Like many red-blooded Canadians, Lewis Zerter-Gossage would like to play in the NHL.
But Zerter-Gossage, who grew up in N.D.G., recently completed his sophomore year at Harvard and plans to pick up his economics degree before concentrating on a pro career.
“I think it’s important to finish school and then see what happens,” said Zerter-Gossage during a break in the Canadiens’ development camp on Tuesday. “It’s good to have that degree to fall back on.”
Zerter-Gossage played midget AAA hockey but spurned the Quebec Major Junior Hockey League and played two years at the Kent School in Connecticut and one year with Penticton in the BCHL.
“I was offered a 50-per-cent scholarship at Vermont, but then Harvard showed some interest and I couldn’t turn that down,” Zerter-Gossage said. “The hockey team wasn’t that good when I committed, but we became good.”
Harvard reached the Frozen Four last season, losing 3-1 to Minnesota-Duluth. The 6-foot-2, 196-pound Zerter-Gossage was a solid contributor with 11 goals and 14 assists in 36 games.
Harvard doesn’t offer athletic scholarships, but does offer need-based grants.
“My parents and I are splitting the cost, and I hope I can pay them back,” Zerter-Gossage said.
Harvard has sent such players to the NHL as current Crimson coach Ted Donato, Don Sweeney, Dominic Moore, Jimmy Vesey and Lac St. Louis products Alex Killorn and Alex Biega. And if hockey doesn’t work out, Zerter-Gossage can always put his degree to good use in the business world like former Harvard player Phil Falcone did. The former hedge-fund boss is worth US$1.2 billion and owns a piece of the Minnesota Wild.
U.S. college players are having a greater impact on the NHL. This past season, more than 30 per cent of the players in the NHL had played college hockey. Fifteen of the 42 players at the Canadiens’ camp are college players, including first-round draft Ryan Poehling from St. Cloud State and 2014 draft pick Jake Evans, who helped Notre Dame reach the Frozen Four this year.
Most of the college players are here on tryouts, and they are required to pay their own way to maintain their NCAA eligibility.

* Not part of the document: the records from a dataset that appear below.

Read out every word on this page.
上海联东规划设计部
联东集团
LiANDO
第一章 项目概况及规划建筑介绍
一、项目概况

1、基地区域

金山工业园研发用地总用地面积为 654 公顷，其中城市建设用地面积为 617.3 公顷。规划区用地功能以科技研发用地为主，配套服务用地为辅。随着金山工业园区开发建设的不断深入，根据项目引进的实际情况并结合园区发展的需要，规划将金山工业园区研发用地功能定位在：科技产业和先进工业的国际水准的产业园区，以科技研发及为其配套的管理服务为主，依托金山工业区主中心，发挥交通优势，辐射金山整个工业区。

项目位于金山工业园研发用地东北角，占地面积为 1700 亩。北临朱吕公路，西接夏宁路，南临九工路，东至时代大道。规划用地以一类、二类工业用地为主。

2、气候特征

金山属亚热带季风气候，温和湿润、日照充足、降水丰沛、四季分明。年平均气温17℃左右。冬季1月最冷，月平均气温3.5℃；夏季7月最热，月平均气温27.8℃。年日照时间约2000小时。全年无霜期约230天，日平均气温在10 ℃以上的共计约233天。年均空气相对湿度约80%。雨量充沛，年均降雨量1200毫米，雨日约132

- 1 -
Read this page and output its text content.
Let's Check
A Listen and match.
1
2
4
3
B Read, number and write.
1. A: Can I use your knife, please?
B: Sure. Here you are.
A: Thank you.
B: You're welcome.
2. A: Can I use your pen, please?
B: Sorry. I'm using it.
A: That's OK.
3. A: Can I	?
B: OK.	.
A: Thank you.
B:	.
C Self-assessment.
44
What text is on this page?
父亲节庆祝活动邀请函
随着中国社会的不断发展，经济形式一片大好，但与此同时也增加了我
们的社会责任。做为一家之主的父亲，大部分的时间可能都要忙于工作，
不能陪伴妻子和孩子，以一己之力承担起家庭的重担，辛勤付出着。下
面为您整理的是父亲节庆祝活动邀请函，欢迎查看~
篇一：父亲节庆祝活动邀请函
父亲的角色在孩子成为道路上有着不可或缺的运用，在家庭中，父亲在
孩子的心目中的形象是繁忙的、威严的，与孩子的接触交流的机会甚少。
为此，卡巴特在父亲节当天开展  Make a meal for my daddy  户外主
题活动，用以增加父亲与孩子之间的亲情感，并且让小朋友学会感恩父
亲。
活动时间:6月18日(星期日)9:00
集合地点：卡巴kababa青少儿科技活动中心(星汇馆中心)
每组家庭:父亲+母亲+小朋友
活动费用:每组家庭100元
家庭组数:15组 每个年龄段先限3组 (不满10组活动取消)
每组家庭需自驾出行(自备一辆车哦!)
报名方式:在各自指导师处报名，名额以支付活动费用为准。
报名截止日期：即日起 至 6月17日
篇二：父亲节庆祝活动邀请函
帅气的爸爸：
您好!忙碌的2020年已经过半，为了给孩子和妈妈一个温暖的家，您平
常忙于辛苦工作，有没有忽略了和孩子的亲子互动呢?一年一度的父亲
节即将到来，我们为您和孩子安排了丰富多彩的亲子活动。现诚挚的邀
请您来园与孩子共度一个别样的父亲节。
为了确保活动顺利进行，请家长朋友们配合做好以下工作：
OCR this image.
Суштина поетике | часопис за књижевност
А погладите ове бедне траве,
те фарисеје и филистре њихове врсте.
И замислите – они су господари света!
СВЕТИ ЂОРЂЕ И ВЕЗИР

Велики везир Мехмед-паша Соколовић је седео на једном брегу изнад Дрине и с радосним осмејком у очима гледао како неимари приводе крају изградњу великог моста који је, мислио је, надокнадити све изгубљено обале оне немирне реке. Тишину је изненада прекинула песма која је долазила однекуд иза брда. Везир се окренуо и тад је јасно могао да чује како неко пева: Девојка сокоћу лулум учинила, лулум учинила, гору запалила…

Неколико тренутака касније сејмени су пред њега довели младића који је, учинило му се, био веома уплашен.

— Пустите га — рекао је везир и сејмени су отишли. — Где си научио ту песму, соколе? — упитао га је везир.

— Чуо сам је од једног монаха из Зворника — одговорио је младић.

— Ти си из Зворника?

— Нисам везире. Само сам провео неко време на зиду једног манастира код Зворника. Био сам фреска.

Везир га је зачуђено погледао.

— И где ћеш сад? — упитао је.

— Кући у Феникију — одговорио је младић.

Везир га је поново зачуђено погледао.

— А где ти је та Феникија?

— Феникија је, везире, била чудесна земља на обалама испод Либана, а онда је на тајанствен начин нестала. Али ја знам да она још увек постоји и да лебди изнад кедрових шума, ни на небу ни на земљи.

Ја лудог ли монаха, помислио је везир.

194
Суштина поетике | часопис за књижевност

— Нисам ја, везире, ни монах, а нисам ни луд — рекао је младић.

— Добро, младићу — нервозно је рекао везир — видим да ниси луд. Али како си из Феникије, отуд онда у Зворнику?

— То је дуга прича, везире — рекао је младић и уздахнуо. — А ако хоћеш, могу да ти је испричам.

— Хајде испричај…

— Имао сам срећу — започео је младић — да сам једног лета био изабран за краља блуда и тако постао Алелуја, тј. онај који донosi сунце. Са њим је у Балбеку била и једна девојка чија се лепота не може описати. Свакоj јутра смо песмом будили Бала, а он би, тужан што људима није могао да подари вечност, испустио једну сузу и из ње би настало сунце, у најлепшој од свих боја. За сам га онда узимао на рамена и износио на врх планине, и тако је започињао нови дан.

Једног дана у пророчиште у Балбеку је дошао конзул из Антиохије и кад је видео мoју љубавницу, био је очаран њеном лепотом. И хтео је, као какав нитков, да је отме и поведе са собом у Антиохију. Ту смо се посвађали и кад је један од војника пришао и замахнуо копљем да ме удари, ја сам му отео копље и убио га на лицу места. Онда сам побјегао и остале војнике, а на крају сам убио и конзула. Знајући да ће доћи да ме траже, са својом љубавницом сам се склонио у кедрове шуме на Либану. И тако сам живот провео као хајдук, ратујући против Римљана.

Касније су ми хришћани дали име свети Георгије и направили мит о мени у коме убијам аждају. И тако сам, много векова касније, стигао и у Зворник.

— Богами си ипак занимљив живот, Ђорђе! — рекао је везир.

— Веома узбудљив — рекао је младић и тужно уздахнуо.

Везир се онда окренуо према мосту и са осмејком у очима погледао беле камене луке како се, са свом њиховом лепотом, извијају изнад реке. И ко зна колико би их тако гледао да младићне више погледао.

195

The group includes Vancouver native Jarid Lukosevicius, who was the MVP in the Frozen Four after scoring all three goals in Denver’s 3-2 win over Minnesota-Duluth in the final. He has two more years at Denver and is hoping to make a good impression at the camp.
“I was small, about 5-foot, when the WHL draft was held, but I was always thinking college,” Lukosevicius said.
Defenceman Brinson Pasichnuk plays for the newest NCAA program at Arizona State and was invited to the camp after he was passed over in the draft.
“I was going to Vermont, but I wanted to play with my older brother (Steenn) and there was no room for him there,” Pasichnuk said. “Arizona State wanted us both and I’m excited to be there. I’m from smalltown Alberta (Bonnyville), and it’s exciting to be in a big city. I’m a proud Canadian, but I could see settling there.”
Pasichnuk said Arizona State takes inspiration from Penn State, which reached the No. 1 ranking last season in only its fifth year of Division I play.
“We think we can do it even quicker,” Pasichnuk said. “We were a first-year team, but we had wins over (top-20 teams) Air Force and Quinnipiac.”
They also tied Western Michigan and Ohio State.
Jordan Boucher won’t be heading back to school. The forward from Blainville completed his business degree at Clarkson University and is looking for a pro contract. He played nine games with Binghampton after his college season and said it gave him a head start on a pro career. He will probably get an invitation to the Canadiens’ rookie camp in September.
Boucher has scored in each of the last two scrimmages. Tuesday’s session ended in a 4-4 tie. Joni Ikonen scored twice for the Reds with Boucher and James McEwan adding singles. Evans scored twice for Team White, which also had goals from Josh Brook and St. Cloud’s Robby Jackson.